Also hatte sie es endlich begriffen, was ihre natürlichste Pflicht war. Doch freilich, der Vater mochte auch ihr, wie ihm bei seinem letzten Besuch, gesagt haben, daß er nicht lange mehr leben werde. So handelte sich's nur darum, ihn zu Tode zu pflegen, um nach einer kurzen Wartezeit, wenn sie dem guten Manne die Augen zugedrückt und einem Trauergottesdienst erster Klasse für seine arme Seele beigewohnt, endlich ungehindert ihrer Marienkindschaft wieder froh zu werden und der bösen Welt endgültig Valet zu geben.

Das kühlte seine schon wieder aufflackernde Liebe und Hoffnung hurtig ab.

»Ich freue mich für Ihren Herrn Vater, gnädiges Fräulein,« sagte er mit bitterer Schärfe, »daß Sie ihm seine letzten Lebenstage verschönern wollen.

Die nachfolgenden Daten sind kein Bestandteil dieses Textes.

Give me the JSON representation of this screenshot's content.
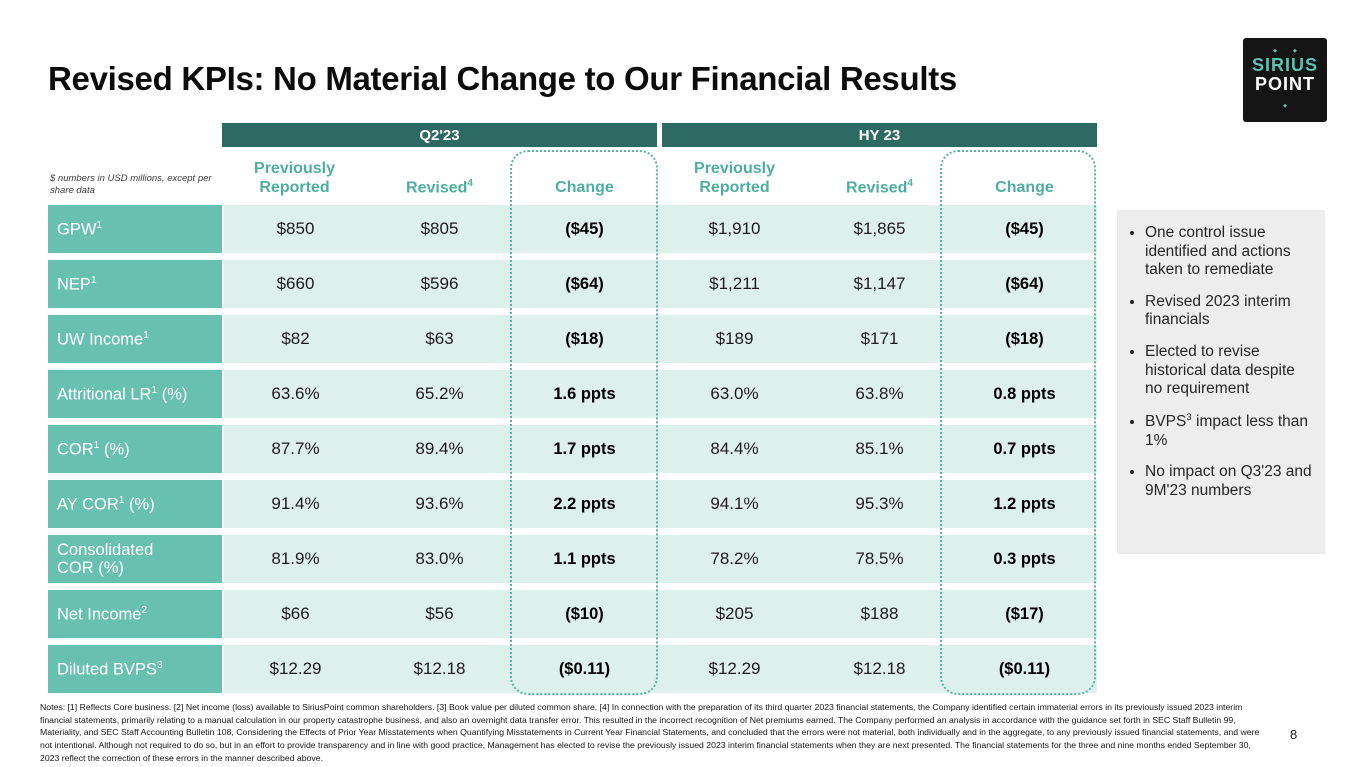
{
  "slide": {
    "title": "Revised KPIs: No Material Change to Our Financial Results",
    "page_number": "8",
    "logo": {
      "line1": "SIRIUS",
      "line2": "POINT"
    },
    "icons": {
      "diamond_dot": "◆"
    },
    "colors": {
      "header_dark_teal": "#2D6B62",
      "row_label_teal": "#68C0B1",
      "row_bg_light": "#DEF0EB",
      "accent_teal_text": "#4FAEA0",
      "dotted_outline": "#55B4A4",
      "sidebar_bg": "#EDEDED",
      "logo_teal": "#5EC1B1"
    },
    "table": {
      "unit_note": "$ numbers in USD millions, except per share data",
      "groups": [
        {
          "label": "Q2'23"
        },
        {
          "label": "HY 23"
        }
      ],
      "col_headers": {
        "prev": "Previously Reported",
        "revised": "Revised",
        "revised_sup": "4",
        "change": "Change"
      },
      "rows": [
        {
          "label": "GPW",
          "sup": "1",
          "suffix": "",
          "label2": "",
          "q2_prev": "$850",
          "q2_revised": "$805",
          "q2_change": "($45)",
          "hy_prev": "$1,910",
          "hy_revised": "$1,865",
          "hy_change": "($45)"
        },
        {
          "label": "NEP",
          "sup": "1",
          "suffix": "",
          "label2": "",
          "q2_prev": "$660",
          "q2_revised": "$596",
          "q2_change": "($64)",
          "hy_prev": "$1,211",
          "hy_revised": "$1,147",
          "hy_change": "($64)"
        },
        {
          "label": "UW Income",
          "sup": "1",
          "suffix": "",
          "label2": "",
          "q2_prev": "$82",
          "q2_revised": "$63",
          "q2_change": "($18)",
          "hy_prev": "$189",
          "hy_revised": "$171",
          "hy_change": "($18)"
        },
        {
          "label": "Attritional LR",
          "sup": "1",
          "suffix": " (%)",
          "label2": "",
          "q2_prev": "63.6%",
          "q2_revised": "65.2%",
          "q2_change": "1.6 ppts",
          "hy_prev": "63.0%",
          "hy_revised": "63.8%",
          "hy_change": "0.8 ppts"
        },
        {
          "label": "COR",
          "sup": "1",
          "suffix": " (%)",
          "label2": "",
          "q2_prev": "87.7%",
          "q2_revised": "89.4%",
          "q2_change": "1.7 ppts",
          "hy_prev": "84.4%",
          "hy_revised": "85.1%",
          "hy_change": "0.7 ppts"
        },
        {
          "label": "AY COR",
          "sup": "1",
          "suffix": " (%)",
          "label2": "",
          "q2_prev": "91.4%",
          "q2_revised": "93.6%",
          "q2_change": "2.2 ppts",
          "hy_prev": "94.1%",
          "hy_revised": "95.3%",
          "hy_change": "1.2 ppts"
        },
        {
          "label": "Consolidated",
          "sup": "",
          "suffix": "",
          "label2": "COR (%)",
          "q2_prev": "81.9%",
          "q2_revised": "83.0%",
          "q2_change": "1.1 ppts",
          "hy_prev": "78.2%",
          "hy_revised": "78.5%",
          "hy_change": "0.3 ppts"
        },
        {
          "label": "Net Income",
          "sup": "2",
          "suffix": "",
          "label2": "",
          "q2_prev": "$66",
          "q2_revised": "$56",
          "q2_change": "($10)",
          "hy_prev": "$205",
          "hy_revised": "$188",
          "hy_change": "($17)"
        },
        {
          "label": "Diluted BVPS",
          "sup": "3",
          "suffix": "",
          "label2": "",
          "q2_prev": "$12.29",
          "q2_revised": "$12.18",
          "q2_change": "($0.11)",
          "hy_prev": "$12.29",
          "hy_revised": "$12.18",
          "hy_change": "($0.11)"
        }
      ]
    },
    "sidebar": {
      "bullets": [
        {
          "pre": "One control issue identified and actions taken to remediate",
          "sup": "",
          "post": ""
        },
        {
          "pre": "Revised 2023 interim financials",
          "sup": "",
          "post": ""
        },
        {
          "pre": "Elected to revise historical data despite no requirement",
          "sup": "",
          "post": ""
        },
        {
          "pre": "BVPS",
          "sup": "3",
          "post": " impact less than 1%"
        },
        {
          "pre": "No impact on Q3'23 and 9M'23 numbers",
          "sup": "",
          "post": ""
        }
      ]
    },
    "notes": "Notes: [1] Reflects Core business. [2] Net income (loss) available to SiriusPoint common shareholders. [3] Book value per diluted common share. [4] In connection with the preparation of its third quarter 2023 financial statements, the Company identified certain immaterial errors in its previously issued 2023 interim financial statements, primarily relating to a manual calculation in our property catastrophe business, and also an overnight data transfer error. This resulted in the incorrect recognition of Net premiums earned. The Company performed an analysis in accordance with the guidance set forth in SEC Staff Bulletin 99, Materiality, and SEC Staff Accounting Bulletin 108, Considering the Effects of Prior Year Misstatements when Quantifying Misstatements in Current Year Financial Statements, and concluded that the errors were not material, both individually and in the aggregate, to any previously issued financial statements, and were not intentional. Although not required to do so, but in an effort to provide transparency and in line with good practice, Management has elected to revise the previously issued 2023 interim financial statements when they are next presented. The financial statements for the three and nine months ended September 30, 2023 reflect the correction of these errors in the manner described above."
  }
}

Hernach ist ja auch noch Zeit genug, sich dem Himmel zu weihen. Uebrigens wird der Herr Regierungsrat mich dann nicht entbehren, da er sich in der besten Gesellschaft befindet, und – auch Sie will ich nicht länger aufhalten. Sie werden zu Hause erwartet werden.«

Wieder machte er eine Bewegung, als ob er sie verlassen wolle. Als er aber noch einen letzten raschen Blick auf sie warf, verwandelte sich sein mühsamer Trotz in Bestürzung und Mitgefühl. Denn er sah, wie aus ihren Augen, die in traurigem Staunen auf ihn gerichtet waren, große Tropfen hervorquollen.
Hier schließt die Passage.